One idea is the Covid Cab Service.

I realised through my out-of-hours work that many patients with suspected or confirmed Covid- 19 who require face-to-face assessment have no private transport. We sometimes ended up requesting an ambulance or a GP home visit, even if it was not clinically indicated. Otherwise, the patient had to jump in an Uber, or get a friend, relative or neighbour to drive them.

We had initial discussions with well-known cab firms to address the issue, but these didn’t progress. Then I saw an article in the paper about a local firm Simcha Cars, whose manager was volunteering in local hospitals.

I contacted him. We discussed logistics.

After further detailed discussions with Professor Fiona Sim, a public health consultant, Alex and I contacted Simcha and arranged funding to have the cabs fitted with screens to separate drivers and passengers. There are now more than 100 cabs with screens and PPE, serving patients who need transport to hospital or a GP in London. If patients are unable to afford the fare, CCR covers the cost. To this day, I’m still receiving positive messages from GP colleagues whose patients have used the cab service.

This evening, I work a GP out-of-hours shift, where a consultation gives me my next idea: a pulse oximeter loan service.

Tuesday

I start to look at the challenge of Covid-19 testing in workplaces. Silent spreaders, individuals who are asymptomatic but have active infection, need to be identified to reduce the chances of a workplace-based outbreak of virus.

I’m put in contact with the Lord Mayor of the City of London, who backs the plan for work-based testing, and days later we are testing asymptomatic staff at Legal & General in the City of London. The Lord Mayor and the CEO of Legal & General both attend for testing. The initiative makes the ITV national news.

This work will lead to a collaboration on a Covid-19 testing programme with a homeless charity to reduce the chances of an outbreak at homeless shelters.

The pandemic has been the worst of times, and yet it’s brought out the best in many. Three new services – the Covid Cab Service, Urgent Oximeter Response, and Silent Spreaders testing – were devised, launched and fully operational in the space of about four weeks, achieved with the support of too many people to list individually. If I’ve learned anything it’s the following: dream it, do it. Follow through on the ideas you have.

Wednesday

I turn my attention to the issue of pulse oximeters. We have already been donating these through CCR to a range of NHS and allied services, including GP out-of-hours services, hospices, homeless shelters, and over 30 care homes in London. But my out-of-hours consultation on Monday made me realise we need an oxygen saturation probe loan service to supply any patient with suspected or confirmed Covid-19 in London in and out of hours.

Today I’m doing safeguarding work. Once I finish, I look at some messages CCR has received. One is from a Vikki Van Someren, who heads the Bike Shed Community. She’s offering to help with the delivery of PPE. She has a team of volunteer bikers all over the country.

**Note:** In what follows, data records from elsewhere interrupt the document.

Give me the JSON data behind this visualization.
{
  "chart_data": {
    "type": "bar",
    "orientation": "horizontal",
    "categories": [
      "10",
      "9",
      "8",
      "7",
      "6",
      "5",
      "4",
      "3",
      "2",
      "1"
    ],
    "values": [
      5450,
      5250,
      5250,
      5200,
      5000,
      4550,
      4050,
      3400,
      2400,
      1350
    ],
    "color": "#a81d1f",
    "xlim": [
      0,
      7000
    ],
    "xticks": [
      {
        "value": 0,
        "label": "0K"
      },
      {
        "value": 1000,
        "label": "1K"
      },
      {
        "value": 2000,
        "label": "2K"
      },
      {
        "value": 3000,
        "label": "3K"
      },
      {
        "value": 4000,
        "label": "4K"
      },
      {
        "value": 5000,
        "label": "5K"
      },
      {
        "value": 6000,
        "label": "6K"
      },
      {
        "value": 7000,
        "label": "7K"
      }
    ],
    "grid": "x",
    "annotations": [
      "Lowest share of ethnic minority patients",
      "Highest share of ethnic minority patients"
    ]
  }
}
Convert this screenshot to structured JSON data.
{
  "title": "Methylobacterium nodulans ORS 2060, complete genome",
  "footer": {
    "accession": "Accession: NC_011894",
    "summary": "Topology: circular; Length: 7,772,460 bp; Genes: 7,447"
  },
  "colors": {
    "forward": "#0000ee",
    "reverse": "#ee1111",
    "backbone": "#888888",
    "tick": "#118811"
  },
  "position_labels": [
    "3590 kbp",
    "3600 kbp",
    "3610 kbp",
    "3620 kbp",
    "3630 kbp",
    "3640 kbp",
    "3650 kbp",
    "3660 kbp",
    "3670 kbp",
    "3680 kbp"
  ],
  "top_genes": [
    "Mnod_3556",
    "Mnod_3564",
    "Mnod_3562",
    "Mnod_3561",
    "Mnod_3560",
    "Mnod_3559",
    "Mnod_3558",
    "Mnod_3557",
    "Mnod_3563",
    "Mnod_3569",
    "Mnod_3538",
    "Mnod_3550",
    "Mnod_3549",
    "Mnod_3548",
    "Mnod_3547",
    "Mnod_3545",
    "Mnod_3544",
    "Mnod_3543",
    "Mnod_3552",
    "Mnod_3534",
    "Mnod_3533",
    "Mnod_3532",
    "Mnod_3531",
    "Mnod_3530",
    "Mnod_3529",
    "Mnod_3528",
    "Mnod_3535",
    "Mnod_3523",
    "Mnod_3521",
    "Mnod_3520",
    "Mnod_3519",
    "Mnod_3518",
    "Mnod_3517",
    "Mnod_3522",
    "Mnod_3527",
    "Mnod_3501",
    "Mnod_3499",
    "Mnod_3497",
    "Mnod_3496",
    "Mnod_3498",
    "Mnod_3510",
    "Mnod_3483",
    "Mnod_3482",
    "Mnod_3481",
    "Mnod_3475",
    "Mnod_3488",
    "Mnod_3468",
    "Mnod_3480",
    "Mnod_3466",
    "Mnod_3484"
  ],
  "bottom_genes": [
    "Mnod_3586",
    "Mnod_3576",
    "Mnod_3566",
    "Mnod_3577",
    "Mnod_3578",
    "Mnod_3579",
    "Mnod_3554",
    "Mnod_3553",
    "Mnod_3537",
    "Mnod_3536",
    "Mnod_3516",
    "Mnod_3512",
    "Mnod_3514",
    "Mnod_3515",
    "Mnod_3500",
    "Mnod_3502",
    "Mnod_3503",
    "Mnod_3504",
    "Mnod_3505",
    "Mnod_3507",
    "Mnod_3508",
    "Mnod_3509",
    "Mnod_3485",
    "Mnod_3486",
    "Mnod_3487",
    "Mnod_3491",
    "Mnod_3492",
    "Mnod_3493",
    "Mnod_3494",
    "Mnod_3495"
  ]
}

I call her and explain my plan for a London-wide pulse oximeter service 24/7, and she assures me she’s in.

Friday

A few short days after first having the idea, Urgent Oximeter Response is now a reality thanks to amazing colleagues. Any patient deemed to need an oxygen saturation probe for ongoing monitoring receives one delivered by a volunteer within 90 minutes, anywhere in London. Once my shift is over, I step out into my unkempt back garden and hear the sound of ambulance sirens – a reminder, as if one was needed, of the havoc Covid-19 is wreaking.